Pitch is important in music. Maybe that’s why the sound of the orchestra tuning up was George III’s favourite part of the concert. And while it’s fairly easy for musicians to come together over the oboe’s A, singers can’t “set it and forget it.” Vocal intonation is a version of eye-hand coordination, although in this case it’s the ear-larynx combo that’s key. Of course, there are those who have absolute (or “perfect”) pitch and can simply know which note is being played or sung with the same ease that you exhibit when you know without thought that you’re looking at yellow or pink. (There’s a mystery here for me, because tones don’t come into this world with labels: A, C#, E, etc. So there’s an element of learning here… But that’s for another day, perhaps.)
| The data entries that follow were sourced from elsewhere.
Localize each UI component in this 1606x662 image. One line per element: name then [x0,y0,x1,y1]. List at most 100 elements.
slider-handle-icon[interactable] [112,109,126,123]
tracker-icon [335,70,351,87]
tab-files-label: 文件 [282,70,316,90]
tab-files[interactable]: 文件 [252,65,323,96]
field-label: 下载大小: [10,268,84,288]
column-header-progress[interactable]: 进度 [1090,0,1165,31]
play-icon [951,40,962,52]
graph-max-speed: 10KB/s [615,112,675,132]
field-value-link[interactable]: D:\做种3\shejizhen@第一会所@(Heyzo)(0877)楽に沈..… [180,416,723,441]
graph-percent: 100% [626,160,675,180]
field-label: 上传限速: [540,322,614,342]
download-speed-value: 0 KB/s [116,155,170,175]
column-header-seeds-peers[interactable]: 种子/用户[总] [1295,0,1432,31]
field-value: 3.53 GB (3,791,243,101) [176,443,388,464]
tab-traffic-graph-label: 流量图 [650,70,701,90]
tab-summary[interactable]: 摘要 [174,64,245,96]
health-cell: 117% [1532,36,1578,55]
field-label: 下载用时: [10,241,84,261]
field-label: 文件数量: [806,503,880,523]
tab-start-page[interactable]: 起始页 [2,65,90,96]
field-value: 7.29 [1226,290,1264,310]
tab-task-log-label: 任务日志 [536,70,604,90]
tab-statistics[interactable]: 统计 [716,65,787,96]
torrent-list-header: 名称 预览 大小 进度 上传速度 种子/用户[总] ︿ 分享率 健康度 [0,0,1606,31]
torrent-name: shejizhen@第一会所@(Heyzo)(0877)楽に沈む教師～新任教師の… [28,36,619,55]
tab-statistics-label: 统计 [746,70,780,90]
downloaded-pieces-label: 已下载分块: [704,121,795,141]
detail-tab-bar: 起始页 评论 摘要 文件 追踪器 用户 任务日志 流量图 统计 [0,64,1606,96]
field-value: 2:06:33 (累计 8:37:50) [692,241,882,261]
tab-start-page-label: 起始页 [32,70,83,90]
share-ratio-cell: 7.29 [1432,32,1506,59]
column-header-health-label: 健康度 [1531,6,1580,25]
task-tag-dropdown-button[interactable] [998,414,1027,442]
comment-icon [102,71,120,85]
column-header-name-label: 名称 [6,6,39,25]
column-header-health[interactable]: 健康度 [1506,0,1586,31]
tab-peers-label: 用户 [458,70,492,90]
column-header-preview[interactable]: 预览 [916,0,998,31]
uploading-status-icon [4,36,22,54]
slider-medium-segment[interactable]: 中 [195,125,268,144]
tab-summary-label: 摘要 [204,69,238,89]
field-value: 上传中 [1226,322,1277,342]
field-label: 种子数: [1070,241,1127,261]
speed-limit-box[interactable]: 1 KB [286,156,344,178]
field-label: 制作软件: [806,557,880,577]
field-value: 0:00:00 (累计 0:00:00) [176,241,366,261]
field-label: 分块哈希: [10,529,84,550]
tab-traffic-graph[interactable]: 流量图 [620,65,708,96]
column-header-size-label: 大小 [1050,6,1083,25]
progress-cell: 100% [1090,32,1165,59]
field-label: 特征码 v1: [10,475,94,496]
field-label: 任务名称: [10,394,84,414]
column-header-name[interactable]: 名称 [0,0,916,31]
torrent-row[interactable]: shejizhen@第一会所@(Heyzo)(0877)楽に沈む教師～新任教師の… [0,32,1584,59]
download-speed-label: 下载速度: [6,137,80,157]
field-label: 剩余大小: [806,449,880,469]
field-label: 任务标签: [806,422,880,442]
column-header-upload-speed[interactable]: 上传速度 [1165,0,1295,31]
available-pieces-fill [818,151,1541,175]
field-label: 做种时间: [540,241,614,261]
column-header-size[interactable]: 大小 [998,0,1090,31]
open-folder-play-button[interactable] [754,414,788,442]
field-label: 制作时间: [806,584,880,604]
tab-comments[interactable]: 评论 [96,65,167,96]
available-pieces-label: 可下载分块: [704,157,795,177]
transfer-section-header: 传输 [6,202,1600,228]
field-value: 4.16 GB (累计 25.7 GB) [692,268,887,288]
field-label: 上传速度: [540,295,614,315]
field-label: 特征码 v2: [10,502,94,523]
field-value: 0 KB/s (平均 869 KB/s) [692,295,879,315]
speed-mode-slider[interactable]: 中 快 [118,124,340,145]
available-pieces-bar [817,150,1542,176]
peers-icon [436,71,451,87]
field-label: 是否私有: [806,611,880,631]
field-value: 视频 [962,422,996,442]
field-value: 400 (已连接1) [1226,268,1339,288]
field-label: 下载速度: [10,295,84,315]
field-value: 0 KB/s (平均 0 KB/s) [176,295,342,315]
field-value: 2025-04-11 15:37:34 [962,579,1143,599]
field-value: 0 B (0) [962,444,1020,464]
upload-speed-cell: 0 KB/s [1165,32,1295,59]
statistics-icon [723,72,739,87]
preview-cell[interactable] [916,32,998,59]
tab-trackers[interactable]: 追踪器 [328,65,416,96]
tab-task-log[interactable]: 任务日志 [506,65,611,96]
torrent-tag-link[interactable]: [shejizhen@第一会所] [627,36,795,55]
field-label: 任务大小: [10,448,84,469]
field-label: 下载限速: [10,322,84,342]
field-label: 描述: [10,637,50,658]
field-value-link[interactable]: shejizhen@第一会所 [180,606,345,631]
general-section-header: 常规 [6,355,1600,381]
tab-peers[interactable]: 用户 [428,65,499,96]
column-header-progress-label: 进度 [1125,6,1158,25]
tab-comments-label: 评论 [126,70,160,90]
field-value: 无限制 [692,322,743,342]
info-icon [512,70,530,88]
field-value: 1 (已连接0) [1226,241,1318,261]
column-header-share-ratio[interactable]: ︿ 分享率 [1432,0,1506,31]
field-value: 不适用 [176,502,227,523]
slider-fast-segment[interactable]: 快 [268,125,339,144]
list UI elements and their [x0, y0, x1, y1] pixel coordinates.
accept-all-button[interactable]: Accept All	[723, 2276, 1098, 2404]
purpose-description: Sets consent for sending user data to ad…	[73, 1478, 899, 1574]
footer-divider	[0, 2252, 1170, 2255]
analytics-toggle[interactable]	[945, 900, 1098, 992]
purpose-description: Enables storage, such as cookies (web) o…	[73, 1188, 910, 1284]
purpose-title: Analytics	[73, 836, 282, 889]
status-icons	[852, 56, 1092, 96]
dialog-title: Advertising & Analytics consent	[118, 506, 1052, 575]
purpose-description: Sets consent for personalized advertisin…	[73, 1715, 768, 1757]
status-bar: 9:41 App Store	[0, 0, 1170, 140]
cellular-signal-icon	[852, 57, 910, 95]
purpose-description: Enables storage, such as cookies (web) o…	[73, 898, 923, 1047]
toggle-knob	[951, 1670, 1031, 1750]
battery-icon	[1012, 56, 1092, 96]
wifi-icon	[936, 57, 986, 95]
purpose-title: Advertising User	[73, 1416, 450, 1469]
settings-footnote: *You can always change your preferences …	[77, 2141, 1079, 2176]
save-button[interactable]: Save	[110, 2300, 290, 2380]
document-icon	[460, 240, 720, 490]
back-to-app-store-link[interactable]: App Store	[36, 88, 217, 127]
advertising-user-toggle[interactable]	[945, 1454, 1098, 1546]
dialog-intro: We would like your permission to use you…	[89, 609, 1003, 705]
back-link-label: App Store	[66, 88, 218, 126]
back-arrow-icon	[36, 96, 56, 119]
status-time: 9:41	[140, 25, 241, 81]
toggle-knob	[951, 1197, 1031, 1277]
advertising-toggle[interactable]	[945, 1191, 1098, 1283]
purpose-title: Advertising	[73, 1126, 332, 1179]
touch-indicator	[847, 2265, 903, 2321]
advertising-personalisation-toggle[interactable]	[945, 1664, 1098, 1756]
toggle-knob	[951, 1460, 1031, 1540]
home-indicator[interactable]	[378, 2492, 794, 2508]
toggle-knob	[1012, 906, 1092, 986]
So what to do with the poor singer whose intonation… wanders? Now, of course, the answer is digital: auto-tune. Ever since the inimitable Cher graced the aural world with Believe in 1998, auto-tune has been on hand to herd the wavering voice on to the righteous path, firmly and often quite… abruptly. And ever since that moment, there have been those who embraced this electrical laryngeal corset and those who loathe and scorn its use.

To give you a sense of what it can do to the human voice, let me offer you a few moments with one of its champions, T-pain. Here is an a capella version of his music with all of the auto-tune “cyber warbles” front and centre. (Note the lyric, if you get that far, “condo in Toronto”, by the way.)

[ Hah! It looks as though T-pain’s people have had the video pulled off YouTube. I like to think that the Fillip was responsible.]
http://youtu.be/iNKQ-qcRLZk

But everybody’s doing it now. Well, not everybody, but a whole lot of singers sneak it in to their recordings to fix bum notes or just to… make it “perfect.” And a recent series of three articles (1, 2, 3) in the New York Times, asks provocatively, “Really Now, What’s So Bad about Auto-Tune Pop?” The columns are filled with YouTube illustrations of its use, and it offers a handy ride down the main street of recent(ish) pop, in case you’ve let your membership in Tunesland slip recently.

For me, though, the beauty of auto-tune is the opportunity it gives to humorists. To see what I mean, check out the video below, in which Morgan Freeman and a bunch of physicists — Feynman, Hawking, Cox, Kaku, Close — sing their hearts out about sub-atomic particles.

I’m already working on causing various jurists to sing the law. Can you imagine the improvements in legal education this could bring about?